Легко советовать. И для Птицына и для Бахарева остаток ночи прошел в тревожных раздумьях. Бахарев вовсе не уснул, а Птицын долго вертелся с боку на бок и задремал лишь к рассвету. Оба, не сговариваясь, пришли в Комитет спозаранку. Им не терпелось скорее узнать, куда потянет та тоненькая ниточка, что нащупана Александром Порфирьевичем.
С утра Птицын сообщил архиву кое–какие данные, а потом принялся за разбор почты.

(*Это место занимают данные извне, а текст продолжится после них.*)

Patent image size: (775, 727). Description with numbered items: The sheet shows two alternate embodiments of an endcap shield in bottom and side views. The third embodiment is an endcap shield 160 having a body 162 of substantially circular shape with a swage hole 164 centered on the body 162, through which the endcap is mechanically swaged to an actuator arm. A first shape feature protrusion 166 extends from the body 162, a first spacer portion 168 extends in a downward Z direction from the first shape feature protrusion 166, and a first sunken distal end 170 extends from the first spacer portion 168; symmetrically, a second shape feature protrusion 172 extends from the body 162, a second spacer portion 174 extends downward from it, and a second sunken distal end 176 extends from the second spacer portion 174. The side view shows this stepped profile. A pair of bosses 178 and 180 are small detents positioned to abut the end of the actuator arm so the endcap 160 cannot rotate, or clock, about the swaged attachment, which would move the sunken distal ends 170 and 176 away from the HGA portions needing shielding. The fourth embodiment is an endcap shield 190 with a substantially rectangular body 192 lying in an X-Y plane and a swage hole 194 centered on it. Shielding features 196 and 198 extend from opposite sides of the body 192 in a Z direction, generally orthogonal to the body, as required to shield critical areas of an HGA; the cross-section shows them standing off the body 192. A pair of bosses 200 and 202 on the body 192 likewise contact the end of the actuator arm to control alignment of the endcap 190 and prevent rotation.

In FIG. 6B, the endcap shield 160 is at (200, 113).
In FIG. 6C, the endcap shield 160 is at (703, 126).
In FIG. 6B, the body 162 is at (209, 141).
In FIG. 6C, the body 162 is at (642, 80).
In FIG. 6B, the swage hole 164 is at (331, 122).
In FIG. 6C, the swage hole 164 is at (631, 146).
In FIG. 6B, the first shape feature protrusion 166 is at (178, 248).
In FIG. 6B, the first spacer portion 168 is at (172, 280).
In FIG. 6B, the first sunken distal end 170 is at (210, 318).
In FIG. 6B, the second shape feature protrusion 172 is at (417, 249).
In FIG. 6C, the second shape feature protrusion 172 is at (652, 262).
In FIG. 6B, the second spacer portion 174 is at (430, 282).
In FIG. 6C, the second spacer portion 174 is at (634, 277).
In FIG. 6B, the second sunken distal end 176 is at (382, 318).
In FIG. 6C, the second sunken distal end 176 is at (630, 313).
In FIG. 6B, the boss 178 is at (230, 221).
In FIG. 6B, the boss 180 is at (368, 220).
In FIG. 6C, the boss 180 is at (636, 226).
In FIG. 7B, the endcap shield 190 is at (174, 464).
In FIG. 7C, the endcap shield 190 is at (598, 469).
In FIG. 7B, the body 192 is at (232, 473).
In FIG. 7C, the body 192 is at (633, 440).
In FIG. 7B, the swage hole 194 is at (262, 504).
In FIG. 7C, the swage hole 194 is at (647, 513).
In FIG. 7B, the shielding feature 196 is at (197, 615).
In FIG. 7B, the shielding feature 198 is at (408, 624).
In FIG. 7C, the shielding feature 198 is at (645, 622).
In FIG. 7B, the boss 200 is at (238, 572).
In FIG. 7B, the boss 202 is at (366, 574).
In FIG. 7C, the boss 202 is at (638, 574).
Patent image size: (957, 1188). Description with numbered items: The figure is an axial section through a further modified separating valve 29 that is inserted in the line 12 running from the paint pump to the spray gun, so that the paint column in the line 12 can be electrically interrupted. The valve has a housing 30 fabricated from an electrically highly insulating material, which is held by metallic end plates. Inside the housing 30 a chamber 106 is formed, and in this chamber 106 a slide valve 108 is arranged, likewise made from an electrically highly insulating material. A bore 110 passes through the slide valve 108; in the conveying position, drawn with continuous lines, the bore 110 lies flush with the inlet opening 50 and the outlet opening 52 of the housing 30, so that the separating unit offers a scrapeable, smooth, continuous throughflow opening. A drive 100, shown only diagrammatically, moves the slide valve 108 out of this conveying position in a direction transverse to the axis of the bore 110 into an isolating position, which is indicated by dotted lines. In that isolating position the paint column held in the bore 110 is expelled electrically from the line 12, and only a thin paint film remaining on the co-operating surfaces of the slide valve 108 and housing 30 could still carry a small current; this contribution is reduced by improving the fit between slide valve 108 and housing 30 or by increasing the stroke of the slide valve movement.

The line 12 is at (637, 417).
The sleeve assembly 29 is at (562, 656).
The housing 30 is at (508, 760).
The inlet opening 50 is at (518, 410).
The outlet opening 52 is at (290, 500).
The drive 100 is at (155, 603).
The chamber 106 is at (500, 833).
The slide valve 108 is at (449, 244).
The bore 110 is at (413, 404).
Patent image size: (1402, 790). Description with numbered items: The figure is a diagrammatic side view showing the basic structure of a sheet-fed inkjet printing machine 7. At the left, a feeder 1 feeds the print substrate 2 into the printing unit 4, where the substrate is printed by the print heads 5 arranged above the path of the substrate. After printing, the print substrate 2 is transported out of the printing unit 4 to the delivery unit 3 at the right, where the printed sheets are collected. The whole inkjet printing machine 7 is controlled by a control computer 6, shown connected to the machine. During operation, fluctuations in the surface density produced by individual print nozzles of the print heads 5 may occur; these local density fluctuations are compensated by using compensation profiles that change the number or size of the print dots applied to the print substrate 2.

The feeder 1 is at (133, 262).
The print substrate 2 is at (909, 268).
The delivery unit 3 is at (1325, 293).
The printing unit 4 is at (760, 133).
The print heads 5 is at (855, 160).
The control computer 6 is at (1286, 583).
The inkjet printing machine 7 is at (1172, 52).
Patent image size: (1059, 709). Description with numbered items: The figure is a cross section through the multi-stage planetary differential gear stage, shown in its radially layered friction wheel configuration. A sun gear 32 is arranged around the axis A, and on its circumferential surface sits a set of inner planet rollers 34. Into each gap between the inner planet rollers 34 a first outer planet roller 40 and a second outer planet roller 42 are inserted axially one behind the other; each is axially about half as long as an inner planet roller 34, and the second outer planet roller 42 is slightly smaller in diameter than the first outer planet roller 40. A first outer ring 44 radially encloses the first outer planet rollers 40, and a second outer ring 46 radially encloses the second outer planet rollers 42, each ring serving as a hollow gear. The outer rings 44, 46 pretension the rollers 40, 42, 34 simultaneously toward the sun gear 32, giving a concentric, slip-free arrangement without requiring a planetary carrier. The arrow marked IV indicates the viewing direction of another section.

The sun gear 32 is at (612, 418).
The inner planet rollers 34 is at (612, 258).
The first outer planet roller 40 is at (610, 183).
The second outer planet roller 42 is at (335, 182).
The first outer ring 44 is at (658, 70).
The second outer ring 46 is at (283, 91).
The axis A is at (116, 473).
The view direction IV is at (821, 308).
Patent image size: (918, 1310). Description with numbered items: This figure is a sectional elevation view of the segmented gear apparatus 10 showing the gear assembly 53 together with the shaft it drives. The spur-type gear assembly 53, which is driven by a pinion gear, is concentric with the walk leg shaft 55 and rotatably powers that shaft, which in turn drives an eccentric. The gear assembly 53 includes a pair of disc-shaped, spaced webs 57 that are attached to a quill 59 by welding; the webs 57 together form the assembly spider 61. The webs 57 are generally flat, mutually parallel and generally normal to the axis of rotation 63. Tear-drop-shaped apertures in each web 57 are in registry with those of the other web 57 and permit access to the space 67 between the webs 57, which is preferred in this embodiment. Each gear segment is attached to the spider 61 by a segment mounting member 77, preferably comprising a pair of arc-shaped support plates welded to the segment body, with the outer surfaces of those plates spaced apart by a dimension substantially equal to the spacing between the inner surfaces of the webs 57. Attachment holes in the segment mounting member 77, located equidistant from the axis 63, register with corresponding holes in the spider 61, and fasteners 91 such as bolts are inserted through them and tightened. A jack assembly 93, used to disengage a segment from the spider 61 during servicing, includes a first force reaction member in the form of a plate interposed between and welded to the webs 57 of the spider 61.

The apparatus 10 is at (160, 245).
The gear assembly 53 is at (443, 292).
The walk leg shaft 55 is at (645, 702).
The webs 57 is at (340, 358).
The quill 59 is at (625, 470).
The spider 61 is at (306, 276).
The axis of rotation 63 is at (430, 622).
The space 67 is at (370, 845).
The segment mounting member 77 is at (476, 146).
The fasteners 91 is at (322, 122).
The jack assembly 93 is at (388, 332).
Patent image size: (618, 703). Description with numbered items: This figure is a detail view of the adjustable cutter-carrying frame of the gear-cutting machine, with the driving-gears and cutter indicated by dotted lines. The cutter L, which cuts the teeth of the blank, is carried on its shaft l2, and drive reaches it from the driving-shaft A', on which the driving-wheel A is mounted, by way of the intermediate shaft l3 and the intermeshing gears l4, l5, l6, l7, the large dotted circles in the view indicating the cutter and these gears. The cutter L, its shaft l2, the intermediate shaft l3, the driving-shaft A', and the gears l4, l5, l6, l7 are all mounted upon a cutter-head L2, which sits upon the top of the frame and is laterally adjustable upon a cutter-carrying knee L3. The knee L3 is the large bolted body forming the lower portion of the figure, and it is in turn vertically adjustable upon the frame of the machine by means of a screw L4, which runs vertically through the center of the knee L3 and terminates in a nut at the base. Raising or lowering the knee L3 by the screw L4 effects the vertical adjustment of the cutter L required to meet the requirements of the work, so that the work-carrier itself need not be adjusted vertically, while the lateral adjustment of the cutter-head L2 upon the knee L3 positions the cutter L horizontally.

Бахарев сидел молча и ждал, когда Александр Порфирьевич, как обычно, протянет ему сводку о событиях минувшего дня и ночи. Так уж заведено: прислушиваться к эху любых событий, хотя на первый взгляд они не имеют никакого отношения к делу, которое ведут наши контрразведчики сейчас; связывать воедино что–то случившееся вчера, ночью, что–то заинтересовавшее Комитет госбезопасности с тем трудным поиском, который ведет определенная группа. Пусть все догадки окажутся мыльным пузырем, пусть кто–то из скептиков и улыбнется — «Эка, хватил!» — все равно надо проверить, проанализировать, нет ли тут затаенной связи, пока еще ничем не давшей знать о себе.
Птицын никогда не изменял этим правилам. И от Бахарева того же требовал. В очередной сводке сообщалось о событиях разных, ничем друг с другом не связанных.
…В научно–исследовательском институте неизвестным был оставлен у входа в лабораторию чемоданчик со взрывчатым веществом.
…На машиностроительном доводе ночью неизвестные лица сорвали замок со склада ДОСААФ, где хранилось учебное оружие. Похищены два учебных пистолета.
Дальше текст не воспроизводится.